Ich rüttelte ihn so wie vorhin.
Er wachte nicht auf.
Wow!
"Hey!"
Ich schlug ihm leicht gegen die Wangen, bis seine Lider zuckten und er langsam aus seinem Traum erwachte.
"Scheiße! Entschuldigung!", murmelte er und vergrub sein Gesicht im Kissen.
"Hör auf dich andauernd zu entschuldigen!", meinte ich und nahm sein Gesicht in meine Hände.
Er hielt still und sah mich an.
"Verlass mich nicht!", bat er mich.
In seinen Augen glitzerten Tränen.
Wesley weinte nicht.
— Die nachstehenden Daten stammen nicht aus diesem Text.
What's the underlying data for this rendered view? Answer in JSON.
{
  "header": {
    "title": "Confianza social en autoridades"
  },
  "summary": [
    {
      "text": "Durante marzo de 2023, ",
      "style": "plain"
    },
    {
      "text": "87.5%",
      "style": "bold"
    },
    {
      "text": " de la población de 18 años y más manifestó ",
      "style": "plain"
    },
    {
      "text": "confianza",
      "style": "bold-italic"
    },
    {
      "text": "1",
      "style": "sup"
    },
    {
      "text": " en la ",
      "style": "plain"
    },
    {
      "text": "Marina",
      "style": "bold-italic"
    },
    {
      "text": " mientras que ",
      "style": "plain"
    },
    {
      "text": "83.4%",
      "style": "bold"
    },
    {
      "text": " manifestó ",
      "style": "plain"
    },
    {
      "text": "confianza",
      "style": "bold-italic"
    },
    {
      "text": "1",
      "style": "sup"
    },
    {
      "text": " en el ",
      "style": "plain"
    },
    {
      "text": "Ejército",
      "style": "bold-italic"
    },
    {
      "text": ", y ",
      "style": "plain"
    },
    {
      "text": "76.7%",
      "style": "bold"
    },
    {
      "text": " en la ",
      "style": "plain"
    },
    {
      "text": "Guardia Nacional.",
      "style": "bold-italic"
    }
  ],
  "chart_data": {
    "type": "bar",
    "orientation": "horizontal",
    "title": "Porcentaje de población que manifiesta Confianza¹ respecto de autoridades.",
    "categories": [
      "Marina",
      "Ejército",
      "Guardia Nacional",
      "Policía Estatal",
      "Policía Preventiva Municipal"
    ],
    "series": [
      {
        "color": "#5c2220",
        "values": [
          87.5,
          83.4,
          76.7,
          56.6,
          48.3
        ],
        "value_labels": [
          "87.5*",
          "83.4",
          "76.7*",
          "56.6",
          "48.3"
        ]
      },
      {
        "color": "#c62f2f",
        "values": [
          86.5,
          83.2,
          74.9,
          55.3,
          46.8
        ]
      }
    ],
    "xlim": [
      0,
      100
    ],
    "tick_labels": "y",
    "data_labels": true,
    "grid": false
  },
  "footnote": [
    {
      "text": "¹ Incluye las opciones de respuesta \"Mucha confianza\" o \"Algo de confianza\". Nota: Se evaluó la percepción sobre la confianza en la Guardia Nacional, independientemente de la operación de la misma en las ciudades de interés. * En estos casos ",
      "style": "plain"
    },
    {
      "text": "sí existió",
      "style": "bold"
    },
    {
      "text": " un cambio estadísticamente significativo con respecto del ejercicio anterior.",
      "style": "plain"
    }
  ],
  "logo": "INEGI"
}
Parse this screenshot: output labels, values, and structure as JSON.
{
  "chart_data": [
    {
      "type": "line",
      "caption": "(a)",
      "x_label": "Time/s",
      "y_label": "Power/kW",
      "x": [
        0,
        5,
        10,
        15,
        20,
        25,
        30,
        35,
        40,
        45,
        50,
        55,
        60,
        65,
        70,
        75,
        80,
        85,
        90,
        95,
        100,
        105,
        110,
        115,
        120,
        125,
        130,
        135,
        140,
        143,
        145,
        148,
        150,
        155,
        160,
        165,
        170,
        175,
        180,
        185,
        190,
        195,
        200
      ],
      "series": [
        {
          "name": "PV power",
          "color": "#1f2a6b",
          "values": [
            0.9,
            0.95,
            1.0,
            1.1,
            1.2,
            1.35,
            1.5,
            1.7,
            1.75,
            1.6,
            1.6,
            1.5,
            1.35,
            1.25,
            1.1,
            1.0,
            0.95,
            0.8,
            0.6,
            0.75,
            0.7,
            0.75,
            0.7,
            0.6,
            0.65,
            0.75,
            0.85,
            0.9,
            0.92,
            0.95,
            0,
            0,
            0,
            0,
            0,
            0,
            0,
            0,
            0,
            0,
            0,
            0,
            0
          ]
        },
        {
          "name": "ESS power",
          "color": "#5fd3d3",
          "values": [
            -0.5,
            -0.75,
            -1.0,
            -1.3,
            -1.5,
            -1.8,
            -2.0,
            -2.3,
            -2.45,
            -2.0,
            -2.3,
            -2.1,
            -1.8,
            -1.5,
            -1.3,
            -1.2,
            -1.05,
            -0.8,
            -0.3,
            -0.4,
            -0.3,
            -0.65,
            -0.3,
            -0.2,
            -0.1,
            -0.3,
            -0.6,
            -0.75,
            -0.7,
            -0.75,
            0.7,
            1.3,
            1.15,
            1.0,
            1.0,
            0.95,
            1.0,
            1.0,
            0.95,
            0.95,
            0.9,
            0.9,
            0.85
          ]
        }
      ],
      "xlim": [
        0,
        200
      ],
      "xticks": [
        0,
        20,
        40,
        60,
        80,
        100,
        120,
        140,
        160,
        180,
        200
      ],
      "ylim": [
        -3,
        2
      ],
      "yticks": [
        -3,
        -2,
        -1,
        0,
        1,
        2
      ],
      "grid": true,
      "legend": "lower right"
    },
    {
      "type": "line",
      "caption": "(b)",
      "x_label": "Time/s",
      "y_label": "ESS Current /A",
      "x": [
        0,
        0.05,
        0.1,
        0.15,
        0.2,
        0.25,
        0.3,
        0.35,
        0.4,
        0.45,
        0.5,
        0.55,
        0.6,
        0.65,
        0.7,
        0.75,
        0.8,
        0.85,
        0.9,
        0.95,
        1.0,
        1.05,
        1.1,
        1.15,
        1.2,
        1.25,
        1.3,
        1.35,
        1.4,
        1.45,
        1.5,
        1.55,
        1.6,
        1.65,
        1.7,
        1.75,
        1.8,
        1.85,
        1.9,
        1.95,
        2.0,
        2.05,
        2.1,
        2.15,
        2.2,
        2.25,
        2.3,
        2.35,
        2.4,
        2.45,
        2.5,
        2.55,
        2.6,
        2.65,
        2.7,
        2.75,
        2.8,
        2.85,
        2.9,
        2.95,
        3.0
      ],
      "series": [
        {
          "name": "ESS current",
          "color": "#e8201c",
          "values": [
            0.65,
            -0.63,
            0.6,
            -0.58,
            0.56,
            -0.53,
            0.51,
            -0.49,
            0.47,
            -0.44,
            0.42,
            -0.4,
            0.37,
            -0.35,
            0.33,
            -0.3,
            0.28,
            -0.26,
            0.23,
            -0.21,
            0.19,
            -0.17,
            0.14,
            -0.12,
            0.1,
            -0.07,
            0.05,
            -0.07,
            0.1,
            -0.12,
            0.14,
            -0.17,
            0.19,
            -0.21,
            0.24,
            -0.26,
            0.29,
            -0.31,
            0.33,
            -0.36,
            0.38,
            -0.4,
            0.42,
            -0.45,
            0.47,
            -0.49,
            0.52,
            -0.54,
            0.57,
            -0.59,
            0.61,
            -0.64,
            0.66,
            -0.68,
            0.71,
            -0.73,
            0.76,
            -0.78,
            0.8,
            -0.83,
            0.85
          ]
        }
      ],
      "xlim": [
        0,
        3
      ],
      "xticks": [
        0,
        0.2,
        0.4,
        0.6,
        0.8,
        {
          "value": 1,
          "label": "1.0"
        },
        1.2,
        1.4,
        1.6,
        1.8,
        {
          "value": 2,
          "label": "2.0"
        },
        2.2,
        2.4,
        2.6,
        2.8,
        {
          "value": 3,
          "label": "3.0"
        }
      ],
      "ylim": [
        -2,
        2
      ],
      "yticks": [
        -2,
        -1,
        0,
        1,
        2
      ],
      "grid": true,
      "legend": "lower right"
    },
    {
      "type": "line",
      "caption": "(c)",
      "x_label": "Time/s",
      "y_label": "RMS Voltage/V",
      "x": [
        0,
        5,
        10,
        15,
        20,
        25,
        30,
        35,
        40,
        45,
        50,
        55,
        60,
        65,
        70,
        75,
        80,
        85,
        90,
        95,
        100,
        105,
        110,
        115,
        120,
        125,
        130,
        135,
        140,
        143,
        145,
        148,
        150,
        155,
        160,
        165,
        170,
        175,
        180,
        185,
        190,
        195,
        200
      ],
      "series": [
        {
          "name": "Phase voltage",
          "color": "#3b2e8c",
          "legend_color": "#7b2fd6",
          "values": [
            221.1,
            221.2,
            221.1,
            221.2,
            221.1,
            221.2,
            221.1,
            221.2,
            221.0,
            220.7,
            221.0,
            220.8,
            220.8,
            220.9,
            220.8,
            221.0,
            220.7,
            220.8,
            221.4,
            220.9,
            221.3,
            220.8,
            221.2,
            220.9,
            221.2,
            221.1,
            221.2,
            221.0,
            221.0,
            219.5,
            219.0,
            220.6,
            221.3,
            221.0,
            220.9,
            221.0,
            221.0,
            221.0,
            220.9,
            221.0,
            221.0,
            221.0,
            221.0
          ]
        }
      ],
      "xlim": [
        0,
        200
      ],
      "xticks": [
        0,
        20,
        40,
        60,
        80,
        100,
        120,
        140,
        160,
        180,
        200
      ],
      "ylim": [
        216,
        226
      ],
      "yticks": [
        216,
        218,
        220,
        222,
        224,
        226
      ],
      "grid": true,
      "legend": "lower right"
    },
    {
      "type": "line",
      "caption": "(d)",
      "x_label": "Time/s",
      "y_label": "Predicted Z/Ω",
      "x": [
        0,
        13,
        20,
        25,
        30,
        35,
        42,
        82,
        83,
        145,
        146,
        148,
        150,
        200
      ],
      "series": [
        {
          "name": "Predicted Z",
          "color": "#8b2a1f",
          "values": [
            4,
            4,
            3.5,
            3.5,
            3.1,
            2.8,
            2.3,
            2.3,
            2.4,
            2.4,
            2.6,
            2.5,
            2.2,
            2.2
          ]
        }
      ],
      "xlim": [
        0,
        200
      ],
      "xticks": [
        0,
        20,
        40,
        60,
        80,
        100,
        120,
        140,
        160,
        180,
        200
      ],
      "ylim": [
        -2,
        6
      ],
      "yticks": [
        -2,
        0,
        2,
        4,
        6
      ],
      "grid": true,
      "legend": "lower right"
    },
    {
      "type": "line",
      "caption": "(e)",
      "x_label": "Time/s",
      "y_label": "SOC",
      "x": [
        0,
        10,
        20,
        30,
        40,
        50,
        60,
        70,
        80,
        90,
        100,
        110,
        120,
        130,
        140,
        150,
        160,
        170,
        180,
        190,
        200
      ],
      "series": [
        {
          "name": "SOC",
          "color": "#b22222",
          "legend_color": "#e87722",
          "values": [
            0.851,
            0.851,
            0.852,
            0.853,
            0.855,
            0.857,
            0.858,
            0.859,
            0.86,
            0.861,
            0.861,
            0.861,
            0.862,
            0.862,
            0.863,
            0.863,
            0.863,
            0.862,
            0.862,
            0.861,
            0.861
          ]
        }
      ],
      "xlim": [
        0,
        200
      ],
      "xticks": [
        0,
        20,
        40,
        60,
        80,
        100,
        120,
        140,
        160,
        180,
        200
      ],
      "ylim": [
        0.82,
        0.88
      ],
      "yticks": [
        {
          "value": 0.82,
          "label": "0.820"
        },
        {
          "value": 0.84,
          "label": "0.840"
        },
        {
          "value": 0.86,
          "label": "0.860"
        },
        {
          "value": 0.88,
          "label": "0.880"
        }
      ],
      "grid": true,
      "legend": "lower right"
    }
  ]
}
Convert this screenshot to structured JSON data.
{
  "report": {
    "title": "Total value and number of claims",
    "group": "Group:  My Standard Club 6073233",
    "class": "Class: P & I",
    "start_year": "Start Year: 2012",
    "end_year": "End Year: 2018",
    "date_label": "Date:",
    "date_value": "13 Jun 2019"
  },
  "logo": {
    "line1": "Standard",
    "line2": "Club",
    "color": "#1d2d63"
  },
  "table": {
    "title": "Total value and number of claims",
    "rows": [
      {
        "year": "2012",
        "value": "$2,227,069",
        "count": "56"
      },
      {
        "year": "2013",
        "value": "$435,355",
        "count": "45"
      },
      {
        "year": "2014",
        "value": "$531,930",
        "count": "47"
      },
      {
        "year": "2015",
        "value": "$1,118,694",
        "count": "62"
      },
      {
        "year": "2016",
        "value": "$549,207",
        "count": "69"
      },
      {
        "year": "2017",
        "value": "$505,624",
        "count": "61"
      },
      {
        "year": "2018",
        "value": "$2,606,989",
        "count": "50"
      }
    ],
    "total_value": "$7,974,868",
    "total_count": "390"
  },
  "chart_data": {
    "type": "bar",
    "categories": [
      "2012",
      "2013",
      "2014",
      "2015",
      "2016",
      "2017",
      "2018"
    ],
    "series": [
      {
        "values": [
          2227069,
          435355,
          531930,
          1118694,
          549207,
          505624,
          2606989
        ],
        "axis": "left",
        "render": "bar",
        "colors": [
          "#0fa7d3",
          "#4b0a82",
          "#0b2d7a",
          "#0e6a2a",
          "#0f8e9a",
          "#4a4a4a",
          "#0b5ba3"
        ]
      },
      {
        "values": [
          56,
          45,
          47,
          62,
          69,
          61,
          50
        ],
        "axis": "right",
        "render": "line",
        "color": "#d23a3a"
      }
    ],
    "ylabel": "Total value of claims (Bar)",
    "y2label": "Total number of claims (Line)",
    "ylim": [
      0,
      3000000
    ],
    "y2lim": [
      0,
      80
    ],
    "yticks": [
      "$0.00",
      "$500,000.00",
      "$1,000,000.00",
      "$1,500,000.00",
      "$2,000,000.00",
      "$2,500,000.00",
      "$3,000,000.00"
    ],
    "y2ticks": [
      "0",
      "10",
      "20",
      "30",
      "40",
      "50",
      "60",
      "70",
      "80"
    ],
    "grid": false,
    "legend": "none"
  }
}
Das war Regel 876.
"Tu ich nicht!", schwor ich ihm, wobei ich echt aufpassen musste, was ich ihm da versprach.
"Baby, ich hab Angst.", seufzte er und wischte sich die Tränen weg.
"Vor was?", fragte ich.
"Vor mir selbst. Dass ich Mist baue. Du weißt, dass ich dir vieles nicht erzähle.", antwortete er.
Ich nickte, als er den Kopf auf meine Schulter legte.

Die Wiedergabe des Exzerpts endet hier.